Comment by spijdar

2 days ago

Learn about what stuff? Linux? System V UNIX?

I haven't done LFS since my tweens (and I'm almost 30 now), but I remember the sysvinit portion amounted to, past building and installing the init binary, downloading and extracting a bunch of shell scripts into the target directory and following some instructions for creating the right symlinks.

Obviously, you can go and check out the init scripts (or any other individual part of LFS) as closely as you wish, and it is easier to "see" than systemd. But I strongly protest that sysvinit is either "Linux" (in that it constitutes a critical part of "understanding Linux" nor that it's really that understandable.

But setting aside all of that, and even setting aside the practical reasons given (maintenance burden), when the majority of "Linux" in the wild is based on systemd, if one wanted to do "Linux From Scratch" and get an idea of how an OS like Debian or Fedora works, you would want to build and install systemd from source.

For me, Linux From Scratch is not about compiling linux from scratch, but on building up an entire Linux distro from the ground up, understanding how every piece fits together.

Doing it via systemd is like drawing a big black box, writing LINUX on the side, and calling it a day.

  • You are necessarily working with very big blocks when you're doing this, anyway. You don't do a deep dive on a whole bunch of other topics in LFS, because otherwise the scope would become too big.

    • That's what I was trying to get at -- yes, you can say that sysvinit is easier to understand than systemd, and less of a black box. But, even still, a "real Linux distribution" is full of these black boxes, especially the closer you get to being able to run "real applications". I'd argue that once you get into full desktop seat management, you add so much complexity on top of sysvinit that the difference narrows...

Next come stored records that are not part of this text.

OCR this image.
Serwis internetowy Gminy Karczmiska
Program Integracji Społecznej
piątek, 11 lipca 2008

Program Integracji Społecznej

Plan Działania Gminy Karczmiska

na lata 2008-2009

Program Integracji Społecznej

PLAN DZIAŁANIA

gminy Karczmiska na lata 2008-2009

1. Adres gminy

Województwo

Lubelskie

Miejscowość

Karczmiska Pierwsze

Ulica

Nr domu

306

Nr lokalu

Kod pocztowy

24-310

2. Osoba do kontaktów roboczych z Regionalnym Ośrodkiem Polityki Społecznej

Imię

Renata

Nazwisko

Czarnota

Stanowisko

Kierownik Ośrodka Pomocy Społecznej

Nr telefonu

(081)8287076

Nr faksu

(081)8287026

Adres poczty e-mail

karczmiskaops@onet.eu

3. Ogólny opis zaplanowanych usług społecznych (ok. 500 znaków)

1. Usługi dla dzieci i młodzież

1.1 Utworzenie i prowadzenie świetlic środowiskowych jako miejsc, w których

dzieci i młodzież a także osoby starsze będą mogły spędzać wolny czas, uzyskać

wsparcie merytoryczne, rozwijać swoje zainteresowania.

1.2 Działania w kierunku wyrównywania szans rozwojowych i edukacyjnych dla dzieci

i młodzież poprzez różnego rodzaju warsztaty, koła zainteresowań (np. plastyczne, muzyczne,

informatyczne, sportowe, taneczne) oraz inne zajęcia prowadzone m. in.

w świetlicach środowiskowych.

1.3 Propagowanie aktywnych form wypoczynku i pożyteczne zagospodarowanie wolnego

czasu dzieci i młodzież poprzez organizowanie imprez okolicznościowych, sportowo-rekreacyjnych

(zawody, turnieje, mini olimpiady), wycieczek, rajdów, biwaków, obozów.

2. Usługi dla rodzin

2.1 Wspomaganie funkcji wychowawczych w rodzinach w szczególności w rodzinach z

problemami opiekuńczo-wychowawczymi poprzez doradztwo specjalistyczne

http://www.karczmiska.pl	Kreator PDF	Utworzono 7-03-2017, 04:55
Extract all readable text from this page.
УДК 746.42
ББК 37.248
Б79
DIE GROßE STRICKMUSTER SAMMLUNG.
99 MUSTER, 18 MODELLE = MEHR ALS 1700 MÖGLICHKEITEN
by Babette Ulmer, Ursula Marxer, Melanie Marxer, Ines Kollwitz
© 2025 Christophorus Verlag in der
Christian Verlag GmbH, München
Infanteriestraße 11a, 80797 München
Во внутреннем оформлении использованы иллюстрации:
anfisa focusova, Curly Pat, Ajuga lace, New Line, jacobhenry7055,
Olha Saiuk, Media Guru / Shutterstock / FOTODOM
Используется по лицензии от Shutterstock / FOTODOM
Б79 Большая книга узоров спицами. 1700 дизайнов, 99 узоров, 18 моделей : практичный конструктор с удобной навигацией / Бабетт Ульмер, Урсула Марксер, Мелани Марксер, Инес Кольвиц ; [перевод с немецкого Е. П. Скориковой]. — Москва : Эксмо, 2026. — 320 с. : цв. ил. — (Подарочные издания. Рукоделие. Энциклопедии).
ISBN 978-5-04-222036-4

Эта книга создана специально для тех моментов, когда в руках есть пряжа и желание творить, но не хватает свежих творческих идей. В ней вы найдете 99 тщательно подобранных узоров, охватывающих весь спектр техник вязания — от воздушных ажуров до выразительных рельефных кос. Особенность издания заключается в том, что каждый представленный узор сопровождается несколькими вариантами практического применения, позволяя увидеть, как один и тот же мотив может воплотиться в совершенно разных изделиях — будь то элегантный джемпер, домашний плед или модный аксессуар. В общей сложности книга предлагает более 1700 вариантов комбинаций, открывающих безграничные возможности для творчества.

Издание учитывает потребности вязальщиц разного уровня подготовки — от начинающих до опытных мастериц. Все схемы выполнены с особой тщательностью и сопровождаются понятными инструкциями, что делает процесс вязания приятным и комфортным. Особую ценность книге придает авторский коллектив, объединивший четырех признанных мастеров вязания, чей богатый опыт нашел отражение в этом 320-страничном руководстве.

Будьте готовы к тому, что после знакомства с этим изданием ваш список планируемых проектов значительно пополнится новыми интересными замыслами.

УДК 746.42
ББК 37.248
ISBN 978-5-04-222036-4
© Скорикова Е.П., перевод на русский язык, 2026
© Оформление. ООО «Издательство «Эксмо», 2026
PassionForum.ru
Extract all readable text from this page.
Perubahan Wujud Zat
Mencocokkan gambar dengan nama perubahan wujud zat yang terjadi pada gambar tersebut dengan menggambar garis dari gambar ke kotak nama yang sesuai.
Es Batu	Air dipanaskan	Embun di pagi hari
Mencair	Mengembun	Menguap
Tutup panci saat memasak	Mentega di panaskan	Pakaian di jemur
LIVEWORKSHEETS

      Which is why I asked "learn about what stuff". I think if the goal is to learn about "Unix" or OS design/ideas, you're better off with a leaner, "pedagogical" OS, like xv6. If the goal is to piece together an OS and really understand each piece, I don't think you really want sysvinit. You want something closer to an /etc/rc.local that just kicks off a few daemons and hopes for the best.

      You can argue that sysvinit makes a better "compromise" between usability and clarity, and I'd entertain that idea, but then I think dinit is far easier to understand than sysvinit. And of course, at that point you can shave yaks till you fill the bike shed with wool.

      Realistically, as much as people may hate it, if you have to pick a single init to standardize on for clarity and "building an entire Linux distro from the ground up, understanding how every piece fits together", systemd is the most rational choice. It's the most representative of the ecosystem, and requires the least "extra layers" to make the "desktop layer" work.